A particularly worrying aspect of the CPS review’s findings were the number of instances where material that was already in the prosecution’s possession when charges were brought – and which undermined the prosecution fundamentally – had still not been looked at at point of charge. Equally worrying, the CPS report points to instances where lines of enquiry which might have stopped the case in its tracks had simply not been identified by investigators at all, or if identified not followed up. This is supported by our own experience. A frequent ground of Commission referrals is a line of enquiry followed up by ourselves, which could and should have been identified by the original investigation, and which was completely missed by investigators.
What underlies this, in my view, is a widespread and worrying lack of grip by too many investigators in the basics of criminal investigation. A lack of grip which is resulting in those who should be brought to justice not being properly investigated, in trials collapsing at the courtroom door or during trial itself; and still worse convictions which prove unsafe and which were entirely avoidable.
But do not just take my word for it. Consider what Her Majesty’s Inspectorate of Constabulary said in a report published just last year. The inspectors did not find a single police force which was outstanding at crime investigation. They found 10 – that’s almost a quarter of all police forces – required improvement in the basic policing task of investigating crime. And they found a dire shortage of trained investigators with one in five investigator positions either vacant or filled with untrained officers.

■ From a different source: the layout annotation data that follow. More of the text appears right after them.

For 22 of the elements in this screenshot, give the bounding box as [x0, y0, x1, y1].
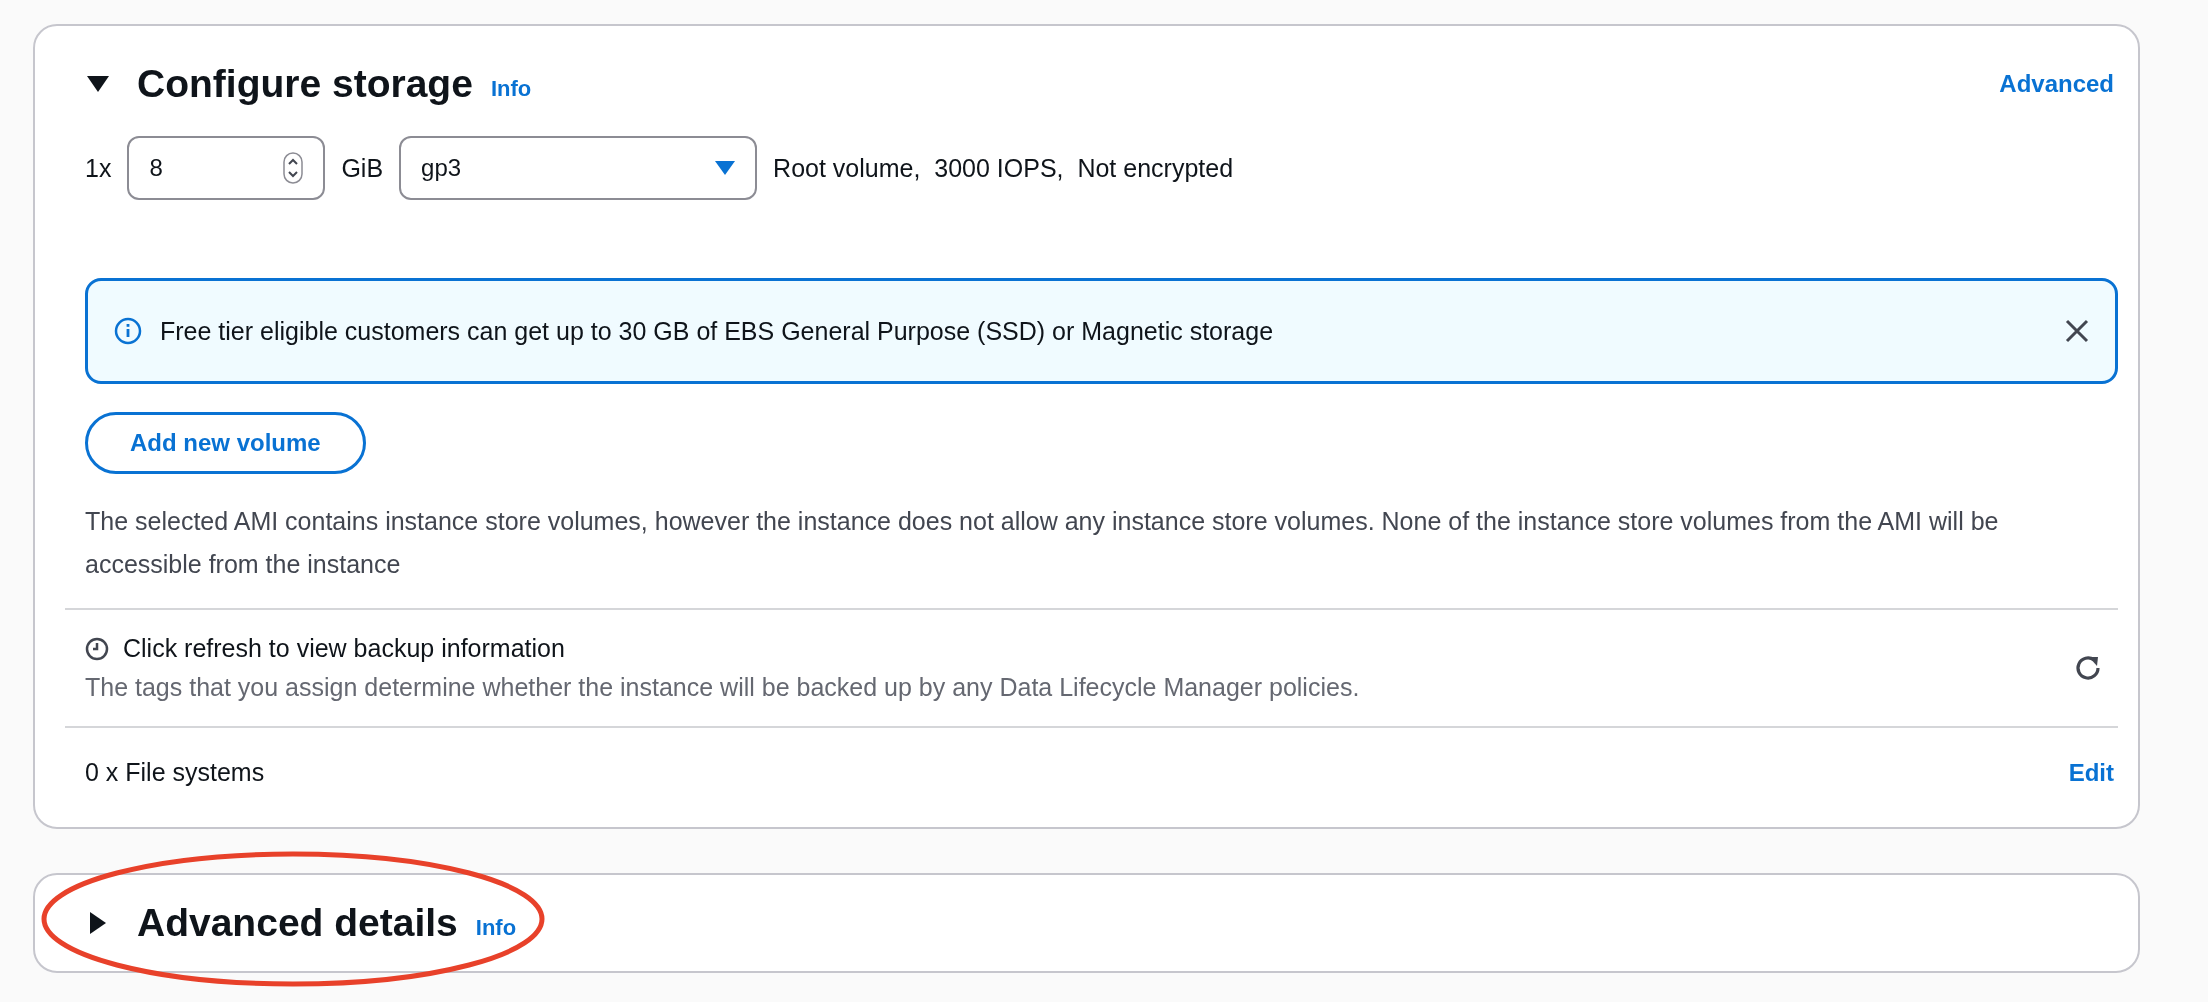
info-icon	[114, 317, 142, 345]
backup-description: The tags that you assign determine whether the instance will be backed up by any Data Lifecycle Manager policies.	[85, 673, 1361, 702]
volume-summary: Root volume, 3000 IOPS, Not encrypted	[773, 153, 1234, 183]
advanced-link[interactable]: Advanced	[1999, 70, 2114, 98]
section-title: Advanced details	[137, 901, 458, 945]
edit-link[interactable]: Edit	[2068, 758, 2114, 787]
info-link[interactable]: Info	[490, 76, 532, 102]
backup-title: Click refresh to view backup information	[123, 634, 565, 663]
add-volume-button[interactable]: Add new volume	[85, 412, 366, 474]
volume-count: 1x	[85, 153, 112, 183]
unit-label: GiB	[341, 153, 384, 183]
instance-store-note: The selected AMI contains instance store volumes, however the instance does not allow any instance store volumes. None of the instance store volumes from the AMI will be accessible from the instance	[85, 506, 2000, 580]
alert-message: Free tier eligible customers can get up to 30 GB of EBS General Purpose (SSD) or Magnetic storage	[160, 316, 1275, 346]
size-input[interactable]: 8	[127, 136, 326, 200]
close-icon[interactable]	[2065, 319, 2089, 343]
file-systems-label: 0 x File systems	[85, 758, 265, 787]
stepper-icon[interactable]	[283, 152, 304, 184]
clock-icon	[85, 636, 109, 661]
info-link[interactable]: Info	[475, 915, 517, 941]
volume-type-select[interactable]: gp3	[399, 136, 758, 200]
section-title: Configure storage	[137, 62, 473, 106]
dropdown-icon	[715, 161, 736, 175]
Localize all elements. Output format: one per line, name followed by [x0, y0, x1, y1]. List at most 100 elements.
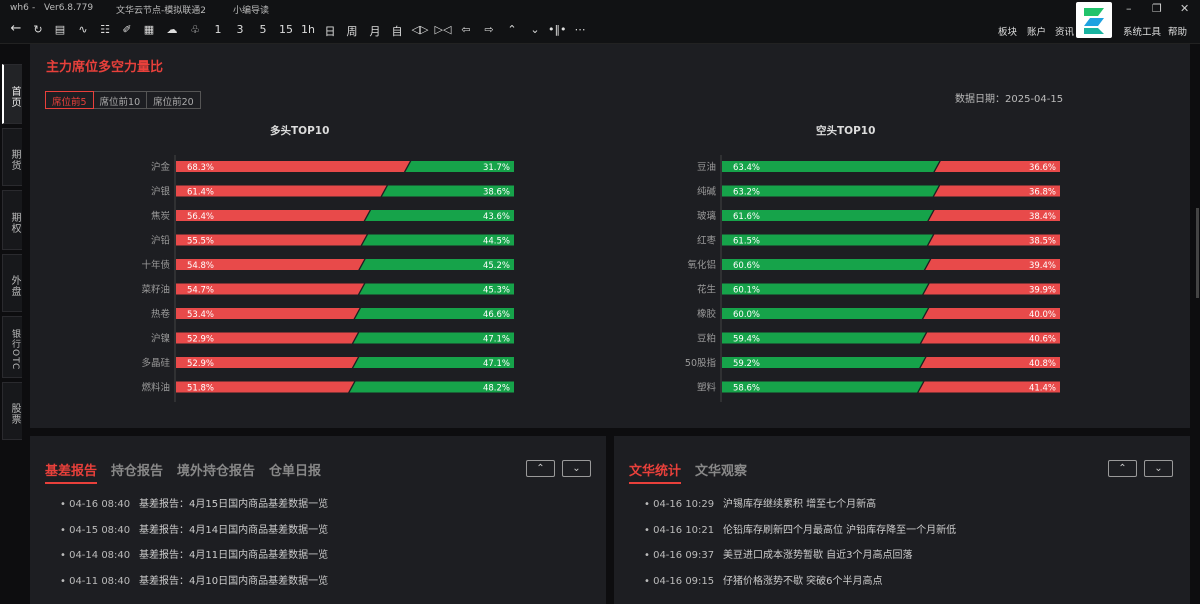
- cloud-icon[interactable]: ☁: [163, 23, 181, 36]
- refresh-icon[interactable]: ↻: [29, 23, 47, 36]
- news-item[interactable]: • 04-16 10:29 沪锡库存继续累积 增至七个月新高: [644, 495, 876, 510]
- next-icon[interactable]: ⇨: [480, 23, 498, 36]
- scroll-up-button[interactable]: ⌃: [526, 460, 555, 477]
- line-chart-icon[interactable]: ∿: [74, 23, 92, 36]
- news-headline[interactable]: 仔猪价格涨势不歇 突破6个半月高点: [723, 576, 883, 587]
- close-icon[interactable]: ✕: [1180, 2, 1189, 15]
- period-3m[interactable]: 3: [231, 23, 249, 36]
- tab-position-report[interactable]: 持仓报告: [111, 460, 163, 484]
- layout-icon[interactable]: ▦: [140, 23, 158, 36]
- value-label-b: 47.1%: [483, 359, 510, 369]
- tab-basis-report[interactable]: 基差报告: [45, 460, 98, 484]
- news-headline[interactable]: 沪锡库存继续累积 增至七个月新高: [723, 499, 876, 510]
- category-label: 红枣: [697, 235, 717, 247]
- period-week[interactable]: 周: [343, 23, 361, 39]
- period-1h[interactable]: 1h: [299, 23, 317, 36]
- news-item[interactable]: • 04-14 08:40 基差报告：4月11日国内商品基差数据一览: [60, 546, 328, 561]
- period-custom[interactable]: 自: [388, 23, 406, 39]
- news-item[interactable]: • 04-11 08:40 基差报告：4月10日国内商品基差数据一览: [60, 572, 328, 587]
- value-label-a: 63.4%: [733, 163, 760, 173]
- period-day[interactable]: 日: [321, 23, 339, 39]
- list-icon[interactable]: ▤: [51, 23, 69, 36]
- value-label-b: 39.4%: [1029, 261, 1056, 271]
- server-node[interactable]: 文华云节点-模拟联通2: [116, 3, 206, 16]
- sidebar-tab-foreign[interactable]: 外盘: [2, 254, 22, 312]
- news-headline[interactable]: 基差报告：4月10日国内商品基差数据一览: [139, 576, 328, 587]
- stats-panel: 文华统计 文华观察 ⌃ ⌄ • 04-16 10:29 沪锡库存继续累积 增至七个…: [614, 436, 1190, 604]
- double-down-icon[interactable]: ⌄: [526, 23, 544, 36]
- period-1m[interactable]: 1: [209, 23, 227, 36]
- tab-wenhua-observe[interactable]: 文华观察: [695, 460, 747, 484]
- title-bar: wh6 - Ver6.8.779 文华云节点-模拟联通2 小编导读 – ❐ ✕: [0, 0, 1200, 18]
- period-15m[interactable]: 15: [277, 23, 295, 36]
- value-label-b: 47.1%: [483, 335, 510, 345]
- news-time: • 04-16 09:37: [644, 550, 715, 561]
- value-label-b: 45.3%: [483, 286, 510, 296]
- sidebar-tab-options[interactable]: 期权: [2, 190, 22, 250]
- scrollbar-thumb[interactable]: [1196, 208, 1199, 298]
- draw-tool-icon[interactable]: ✐: [118, 23, 136, 36]
- more-icon[interactable]: ⋯: [571, 23, 589, 36]
- news-item[interactable]: • 04-16 09:37 美豆进口成本涨势暂歇 自近3个月高点回落: [644, 546, 913, 561]
- category-label: 燃料油: [141, 382, 170, 394]
- tab-warehouse-daily[interactable]: 仓单日报: [269, 460, 321, 484]
- value-label-a: 51.8%: [187, 384, 214, 394]
- app-logo-icon[interactable]: [1076, 2, 1112, 38]
- tab-overseas-position-report[interactable]: 境外持仓报告: [177, 460, 255, 484]
- sidebar-tab-futures[interactable]: 期货: [2, 128, 22, 186]
- value-label-a: 54.7%: [187, 286, 214, 296]
- candlestick-icon[interactable]: ☷: [96, 23, 114, 36]
- zoom-in-icon[interactable]: ◁▷: [411, 23, 429, 36]
- sidebar-tab-home[interactable]: 首页: [2, 64, 22, 124]
- news-item[interactable]: • 04-16 10:21 伦铅库存刷新四个月最高位 沪铅库存降至一个月新低: [644, 521, 956, 536]
- split-icon[interactable]: •‖•: [548, 23, 566, 36]
- prev-icon[interactable]: ⇦: [457, 23, 475, 36]
- value-label-a: 61.4%: [187, 188, 214, 198]
- restore-icon[interactable]: ❐: [1152, 2, 1162, 15]
- app-version: Ver6.8.779: [44, 3, 94, 13]
- sidebar-tab-bank-otc[interactable]: 银行OTC: [2, 316, 22, 378]
- category-label: 沪金: [151, 161, 171, 173]
- news-headline[interactable]: 基差报告：4月15日国内商品基差数据一览: [139, 499, 328, 510]
- news-item[interactable]: • 04-16 09:15 仔猪价格涨势不歇 突破6个半月高点: [644, 572, 883, 587]
- back-arrow-icon[interactable]: ←: [7, 21, 25, 36]
- value-label-b: 38.5%: [1029, 237, 1056, 247]
- category-label: 玻璃: [697, 210, 716, 222]
- value-label-b: 46.6%: [483, 310, 510, 320]
- value-label-b: 38.6%: [483, 188, 510, 198]
- news-item[interactable]: • 04-16 08:40 基差报告：4月15日国内商品基差数据一览: [60, 495, 328, 510]
- scroll-down-button[interactable]: ⌄: [562, 460, 591, 477]
- alert-bell-icon[interactable]: ♧: [186, 23, 204, 36]
- news-headline[interactable]: 基差报告：4月11日国内商品基差数据一览: [139, 550, 328, 561]
- value-label-a: 55.5%: [187, 237, 214, 247]
- menu-system-tools[interactable]: 系统工具: [1123, 24, 1161, 38]
- zoom-out-icon[interactable]: ▷◁: [434, 23, 452, 36]
- sidebar-tab-stocks[interactable]: 股票: [2, 382, 22, 440]
- news-item[interactable]: • 04-15 08:40 基差报告：4月14日国内商品基差数据一览: [60, 521, 328, 536]
- value-label-b: 40.6%: [1029, 335, 1056, 345]
- news-time: • 04-15 08:40: [60, 524, 131, 536]
- value-label-b: 40.8%: [1029, 359, 1056, 369]
- menu-account[interactable]: 账户: [1027, 24, 1046, 38]
- menu-sector[interactable]: 板块: [998, 24, 1017, 38]
- category-label: 豆粕: [697, 333, 716, 345]
- period-5m[interactable]: 5: [254, 23, 272, 36]
- category-label: 氧化铝: [687, 259, 716, 271]
- news-headline[interactable]: 伦铅库存刷新四个月最高位 沪铅库存降至一个月新低: [723, 525, 956, 536]
- stats-tabs: 文华统计 文华观察: [629, 460, 747, 484]
- menu-help[interactable]: 帮助: [1168, 24, 1187, 38]
- minimize-icon[interactable]: –: [1126, 2, 1132, 15]
- period-month[interactable]: 月: [366, 23, 384, 39]
- value-label-b: 36.6%: [1029, 163, 1056, 173]
- up-icon[interactable]: ⌃: [503, 23, 521, 36]
- category-label: 菜籽油: [141, 284, 170, 296]
- news-headline[interactable]: 美豆进口成本涨势暂歇 自近3个月高点回落: [723, 550, 913, 561]
- scroll-down-button[interactable]: ⌄: [1144, 460, 1173, 477]
- category-label: 50股指: [685, 357, 717, 369]
- menu-news[interactable]: 资讯: [1055, 24, 1074, 38]
- scroll-up-button[interactable]: ⌃: [1108, 460, 1137, 477]
- value-label-a: 60.6%: [733, 261, 760, 271]
- editor-guide-link[interactable]: 小编导读: [233, 3, 269, 16]
- tab-wenhua-stats[interactable]: 文华统计: [629, 460, 682, 484]
- news-headline[interactable]: 基差报告：4月14日国内商品基差数据一览: [139, 525, 328, 536]
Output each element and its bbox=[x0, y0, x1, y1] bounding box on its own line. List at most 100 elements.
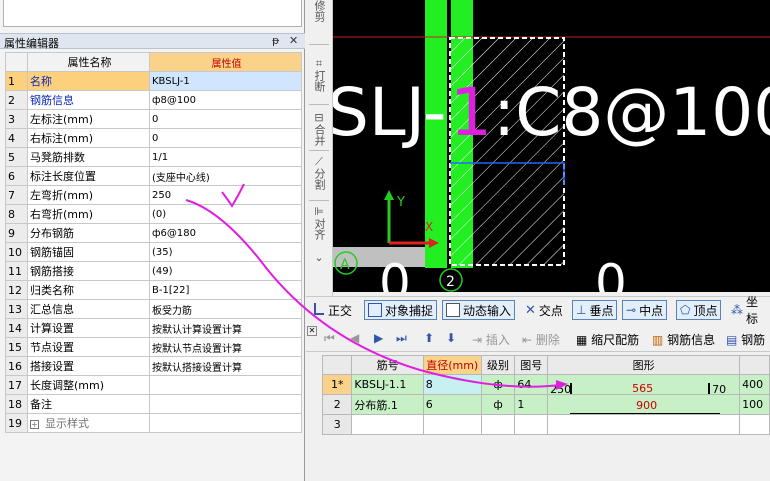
merge-tool[interactable]: ⊟ 合并 bbox=[310, 112, 328, 149]
prev-record-icon[interactable]: ◀ bbox=[350, 331, 359, 345]
property-row[interactable]: 10 钢筋锚固 (35) bbox=[5, 242, 302, 262]
grade-cell[interactable]: ф bbox=[480, 374, 516, 395]
property-value[interactable]: 0 bbox=[149, 109, 302, 129]
rebar-row-num-header bbox=[321, 355, 353, 375]
extra-cell[interactable] bbox=[739, 414, 770, 435]
property-row[interactable]: 18 备注 bbox=[5, 394, 302, 414]
align-tool[interactable]: ⊫ 对齐 bbox=[310, 206, 328, 243]
upper-list-box[interactable] bbox=[3, 0, 302, 27]
rebar-table: 筋号 直径(mm) 级别 图号 图形 1* KBSLJ-1.1 8 ф 64 2… bbox=[321, 355, 770, 435]
shape-cell[interactable]: 250 565 70 bbox=[547, 374, 741, 395]
property-value[interactable]: (支座中心线) bbox=[149, 166, 302, 186]
rebar-row[interactable]: 3 bbox=[321, 414, 770, 435]
rebar-more-label: 钢筋 bbox=[741, 333, 766, 347]
pin-icon[interactable]: ᵽ bbox=[272, 34, 279, 47]
align-label: 对齐 bbox=[313, 218, 326, 240]
property-row[interactable]: 15 节点设置 按默认节点设置计算 bbox=[5, 337, 302, 357]
property-row[interactable]: 5 马凳筋排数 1/1 bbox=[5, 147, 302, 167]
shape-right-value: 70 bbox=[712, 383, 727, 395]
rebar-row[interactable]: 2 分布筋.1 6 ф 1 900 100 bbox=[321, 394, 770, 415]
property-value[interactable]: (49) bbox=[149, 261, 302, 281]
property-row[interactable]: 13 汇总信息 板受力筋 bbox=[5, 299, 302, 319]
grade-cell[interactable]: ф bbox=[480, 394, 516, 415]
bar-no-cell[interactable] bbox=[351, 414, 424, 435]
chevron-down-icon[interactable]: ⌄ bbox=[310, 252, 328, 264]
property-value[interactable]: (35) bbox=[149, 242, 302, 262]
property-value[interactable]: KBSLJ-1 bbox=[149, 71, 302, 91]
expand-icon[interactable]: + bbox=[30, 419, 39, 429]
figure-no-cell[interactable]: 1 bbox=[514, 394, 549, 415]
property-value[interactable]: 1/1 bbox=[149, 147, 302, 167]
extra-cell[interactable]: 400 bbox=[739, 374, 770, 395]
bar-no-cell[interactable]: 分布筋.1 bbox=[351, 394, 424, 415]
shape-cell[interactable]: 900 bbox=[547, 394, 741, 415]
rebar-more-button[interactable]: ▤ 钢筋 bbox=[726, 331, 765, 348]
property-value[interactable]: 250 bbox=[149, 185, 302, 205]
next-record-icon[interactable]: ▶ bbox=[374, 331, 383, 345]
panel-close-icon[interactable]: ✕ bbox=[307, 326, 317, 336]
coordinate-snap[interactable]: ⁂ 坐标 bbox=[728, 295, 770, 326]
diameter-cell[interactable]: 6 bbox=[422, 394, 482, 415]
property-row[interactable]: 6 标注长度位置 (支座中心线) bbox=[5, 166, 302, 186]
bar-no-cell[interactable]: KBSLJ-1.1 bbox=[351, 374, 424, 395]
property-value[interactable] bbox=[149, 394, 302, 414]
scale-rebar-button[interactable]: ▦ 缩尺配筋 bbox=[576, 331, 639, 348]
property-row[interactable]: 8 右弯折(mm) (0) bbox=[5, 204, 302, 224]
property-value[interactable]: ф6@180 bbox=[149, 223, 302, 243]
property-row[interactable]: 11 钢筋搭接 (49) bbox=[5, 261, 302, 281]
insert-button[interactable]: ⇥ 插入 bbox=[472, 331, 510, 348]
property-value[interactable]: 按默认搭接设置计算 bbox=[149, 356, 302, 376]
last-record-icon[interactable]: ⏭ bbox=[396, 331, 407, 346]
property-row-num: 11 bbox=[5, 261, 28, 281]
move-down-icon[interactable]: ⬇ bbox=[446, 331, 456, 345]
move-up-icon[interactable]: ⬆ bbox=[424, 331, 434, 345]
property-value[interactable]: ф8@100 bbox=[149, 90, 302, 110]
first-record-icon[interactable]: ⏮ bbox=[324, 331, 335, 346]
dynamic-input-toggle[interactable]: 动态输入 bbox=[442, 300, 516, 320]
split-tool[interactable]: ⟋ 分割 bbox=[310, 156, 328, 193]
property-value[interactable] bbox=[149, 413, 302, 433]
selected-slab-region[interactable] bbox=[449, 37, 565, 266]
property-row[interactable]: 1 名称 KBSLJ-1 bbox=[5, 71, 302, 91]
property-row[interactable]: 16 搭接设置 按默认搭接设置计算 bbox=[5, 356, 302, 376]
shape-mid-value: 900 bbox=[636, 399, 658, 412]
drawing-canvas[interactable]: SLJ- 1 :C8@100 Y X A 2 0 0 bbox=[333, 0, 770, 292]
property-value[interactable]: B-1[22] bbox=[149, 280, 302, 300]
property-value[interactable]: (0) bbox=[149, 204, 302, 224]
property-value[interactable]: 按默认计算设置计算 bbox=[149, 318, 302, 338]
diameter-cell[interactable]: 8 bbox=[422, 374, 482, 395]
ortho-toggle[interactable]: 正交 bbox=[308, 300, 355, 320]
property-row[interactable]: 7 左弯折(mm) 250 bbox=[5, 185, 302, 205]
midpoint-snap[interactable]: ⊸ 中点 bbox=[622, 300, 668, 320]
figure-no-cell[interactable]: 64 bbox=[514, 374, 549, 395]
property-row[interactable]: 9 分布钢筋 ф6@180 bbox=[5, 223, 302, 243]
object-snap-toggle[interactable]: 对象捕捉 bbox=[364, 300, 438, 320]
extra-cell[interactable]: 100 bbox=[739, 394, 770, 415]
property-value[interactable]: 按默认节点设置计算 bbox=[149, 337, 302, 357]
property-value[interactable]: 板受力筋 bbox=[149, 299, 302, 319]
property-row[interactable]: 12 归类名称 B-1[22] bbox=[5, 280, 302, 300]
diameter-cell[interactable] bbox=[422, 414, 482, 435]
perpendicular-label: 垂点 bbox=[589, 303, 614, 318]
property-row[interactable]: 3 左标注(mm) 0 bbox=[5, 109, 302, 129]
delete-button[interactable]: ⇤ 删除 bbox=[522, 331, 560, 348]
dynamic-input-icon bbox=[446, 303, 460, 317]
property-value[interactable]: 0 bbox=[149, 128, 302, 148]
property-row[interactable]: 2 钢筋信息 ф8@100 bbox=[5, 90, 302, 110]
property-row[interactable]: 19 + 显示样式 bbox=[5, 413, 302, 433]
property-value[interactable] bbox=[149, 375, 302, 395]
vertex-snap[interactable]: ⬠ 顶点 bbox=[676, 300, 722, 320]
property-row[interactable]: 4 右标注(mm) 0 bbox=[5, 128, 302, 148]
shape-cell[interactable] bbox=[547, 414, 741, 435]
trim-tool[interactable]: 修剪 bbox=[310, 0, 328, 25]
property-row[interactable]: 14 计算设置 按默认计算设置计算 bbox=[5, 318, 302, 338]
grade-cell[interactable] bbox=[480, 414, 516, 435]
property-row[interactable]: 17 长度调整(mm) bbox=[5, 375, 302, 395]
perpendicular-snap[interactable]: ⊥ 垂点 bbox=[572, 300, 618, 320]
rebar-row[interactable]: 1* KBSLJ-1.1 8 ф 64 250 565 70 400 bbox=[321, 374, 770, 395]
break-tool[interactable]: ⌗ 打断 bbox=[310, 58, 328, 95]
figure-no-cell[interactable] bbox=[514, 414, 549, 435]
intersection-snap[interactable]: ✕ 交点 bbox=[522, 300, 566, 320]
rebar-info-button[interactable]: ▥ 钢筋信息 bbox=[652, 331, 715, 348]
close-icon[interactable]: ✕ bbox=[289, 34, 298, 47]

What do serving front line officers themselves say? Almost half the police officers surveyed told inspectors they felt their force was not very effective, or not at all effective, at investigation. The Inspectorate describe the shortage of qualified detectives and other investigators as, “a continuing national crisis”.
Police officers must have a sound knowledge and understanding of the fundamentals and essentials of criminal law, including the rules of evidence and procedure. Cases can then be investigated, and if the evidence is there, the accused brought to trial. False accusations can be flushed out and the wrongly accused protected.
Identifying and pursuing appropriate lines of enquiry which might support the defence case or undermine the prosecution case is not inimical to, or a distraction from, good police work and good prosecuting. It is good police work and good prosecuting.
And for those of us concerned with miscarriages, ensuring that these basic police and prosecution shortcomings are acknowledged and put right has to be a top priority. Any analysis of miscarriages needs to be seen in the context of these fundamental shortcomings.